Wild fluctuations in the market due to speculation have been happening for more than a century, since well before the Wall Street Crash of 1929. In a sense, the recent swing provoked by GameStop is merely the latest chapter in an age-old story about turbulent financial cycles.
Wilmott said about the crash that brought on the Great Depression, “At that time, savvy Wall Street investors knew they were in trouble when shoeshine boys began doling out advice.”
Speaking to today’s younger generation that has grown up investing through online apps like Robinhood, Wilmott offered a few general words of advice: invest early, diversify your holdings, minimize transaction costs, and invest in Index Mutual Funds (IMF), which put experts to work investing your money for you.

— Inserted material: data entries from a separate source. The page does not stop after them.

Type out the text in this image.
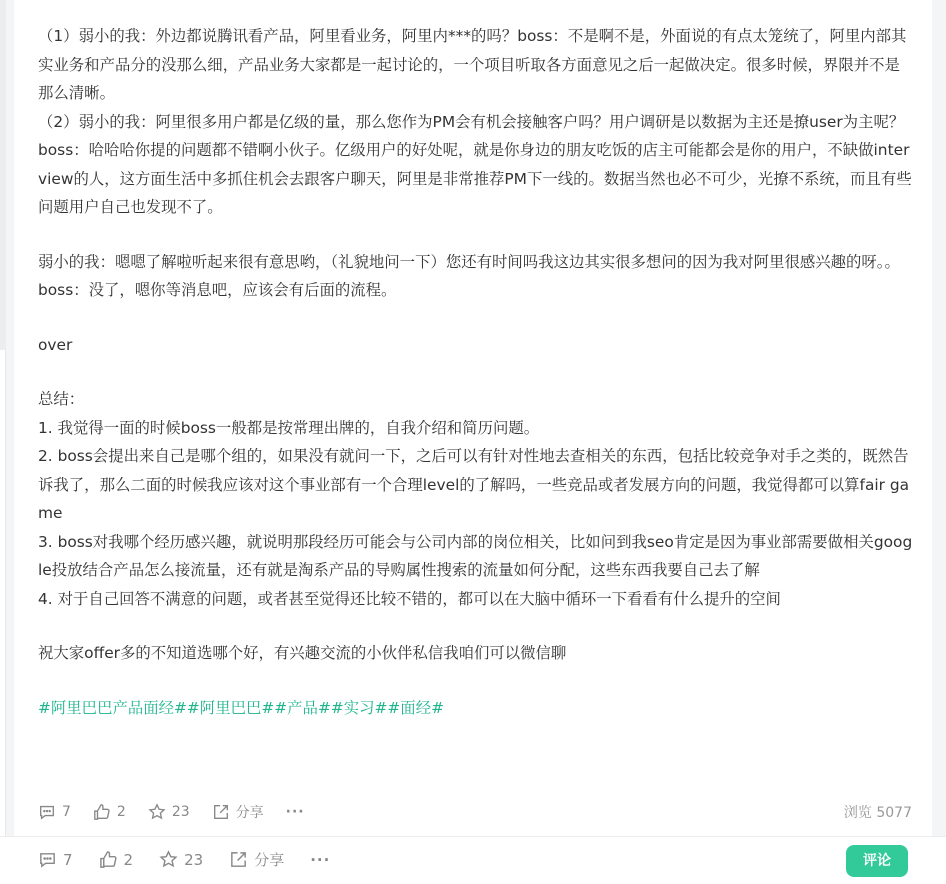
（1）弱小的我：外边都说腾讯看产品，阿里看业务，阿里内***的吗？boss：不是啊不是，外面说的有点太笼统了，阿里内部其实业务和产品分的没那么细，产品业务大家都是一起讨论的，一个项目听取各方面意见之后一起做决定。很多时候，界限并不是那么清晰。

（2）弱小的我：阿里很多用户都是亿级的量，那么您作为PM会有机会接触客户吗？用户调研是以数据为主还是撩user为主呢？boss：哈哈哈你提的问题都不错啊小伙子。亿级用户的好处呢，就是你身边的朋友吃饭的店主可能都会是你的用户，不缺做interview的人，这方面生活中多抓住机会去跟客户聊天，阿里是非常推荐PM下一线的。数据当然也必不可少，光撩不系统，而且有些问题用户自己也发现不了。

弱小的我：嗯嗯了解啦听起来很有意思哟，（礼貌地问一下）您还有时间吗我这边其实很多想问的因为我对阿里很感兴趣的呀。。

boss：没了，嗯你等消息吧，应该会有后面的流程。

over

总结：

1. 我觉得一面的时候boss一般都是按常理出牌的，自我介绍和简历问题。

2. boss会提出来自己是哪个组的，如果没有就问一下，之后可以有针对性地去查相关的东西，包括比较竞争对手之类的，既然告诉我了，那么二面的时候我应该对这个事业部有一个合理level的了解吗，一些竞品或者发展方向的问题，我觉得都可以算fair game

3. boss对我哪个经历感兴趣，就说明那段经历可能会与公司内部的岗位相关，比如问到我seo肯定是因为事业部需要做相关google投放结合产品怎么接流量，还有就是淘系产品的导购属性搜索的流量如何分配，这些东西我要自己去了解

4. 对于自己回答不满意的问题，或者甚至觉得还比较不错的，都可以在大脑中循环一下看看有什么提升的空间

祝大家offer多的不知道选哪个好，有兴趣交流的小伙伴私信我咱们可以微信聊

#阿里巴巴产品面经##阿里巴巴##产品##实习##面经#

7	2	23	分享 ···	浏览 5077
7	2	23	分享 ···	评论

In recent weeks, GameStop’s value has settled back down at around $40 a share. Meanwhile, the fate of Robinhood remains unclear. In the words of former presidential candidate and Massachusetts Senator Elizabeth Warren, one of the strongest voices for tighter regulations on Wall Street:
“Robinhood promised to democratize trading, but hid information about its prerogative to change the rules by cutting off trades without notice behind dozens of pages of legalese.”
For this reason, Warren said in a statement released last week, “I’m going to keep pushing regulators to use the full range of their regulatory tools to ensure the fair operation of our markets, particularly for small investors.”